We can compare the number of unique wallet addresses to the number of unique /24 blocks. Taking numbers from storjnet.info: 3805 payments for 11457 subnets. These numbers have the following drawbacks:
- While wallet address is not 1-1 tied to a single operator (some operators may use multiple addresses against T&C), at least it gives a lower bound on the number of operators, as we can probably reasonably assume many operators do not share a single wallet.
- Number of wallet addresses is itself a lower bound, not all addresses are paid each month.
- Number of /24 blocks on storjnet.info is likely also an underestimate.
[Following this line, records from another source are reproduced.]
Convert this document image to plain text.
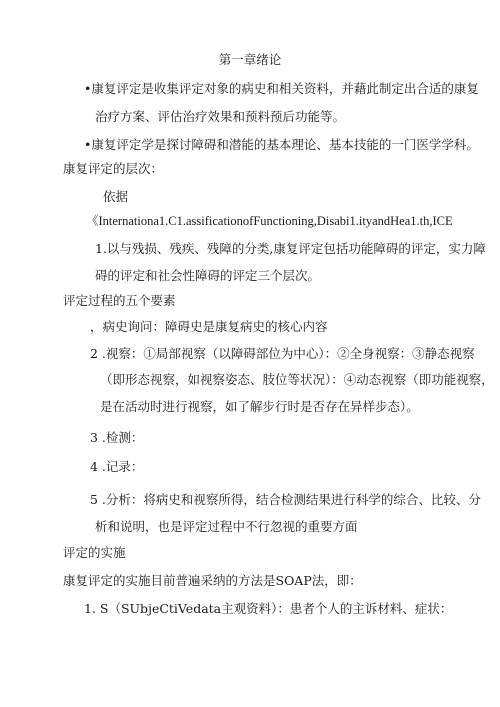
第一章绪论
•康复评定是收集评定对象的病史和相关资料，并藉此制定出合适的康复
治疗方案、评估治疗效果和预料预后功能等。
•康复评定学是探讨障碍和潜能的基本理论、基本技能的一门医学学科。
康复评定的层次：
依据
《Internationa1.C1.assificationofFunctioning,Disabi1.ityandHea1.th,ICE
1.以与残损、残疾、残障的分类,康复评定包括功能障碍的评定，实力障
碍的评定和社会性障碍的评定三个层次。
评定过程的五个要素
，病史询问：障碍史是康复病史的核心内容
2 .视察：①局部视察（以障碍部位为中心）：②全身视察：③静态视察
（即形态视察，如视察姿态、肢位等状况）：④动态视察（即功能视察，
是在活动时进行视察，如了解步行时是否存在异样步态）。
3 .检测：
4 .记录：
5 .分析：将病史和视察所得，结合检测结果进行科学的综合、比较、分
析和说明，也是评定过程中不行忽视的重要方面
评定的实施
康复评定的实施目前普遍采纳的方法是SOAP法，即：
1. S（SUbjeCtiVedata主观资料）：患者个人的主诉材料、症状：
Storj, on the other hand, can (1) look at the true numbers fixing the second and third drawback above, (2) actually do a proper model of wallet addresses distribution over /24 blocks, (3) take into account reliability parameters (like long-term connectivity statistics) when modeling, (4) take choice-of-n method into account, (5) manually adjust for outliers like Th3van. A proper model is probably a 100-200 LoC script in STAN or a similar tool. I assume Storj has done so, knowing what kind of math was put into the whitepaper. If not, frankly speaking I would love to be contracted to do this—I used to do this for living.
While I acknowledge this, a nice side effect of the choice-of-n method taking latency into account might actually balance this. I am really curious to what degree.
I would say dispersing over SNOs is probably even more important than geographically. However I suspect it’s actually difficult for a single operator to get a significant number of locations cheaply, and the locations that would indeed be cheap (like Oracle cloud) are easy to find out through AS numbers. So we can probably substitute “SNO dispertion” by something easier to measure with the same effect.
As to the specifics of the node selection algorithm, the last time I checked (over a year ago) extending the code to simply pick nodes that would have multiple unique characteristics (like /24, AS, wallet, geoIP, geolatency, etc.) wouldn’t be a big problem. The only questions would be whether there is a good enough supply of performant nodes across these characteristics.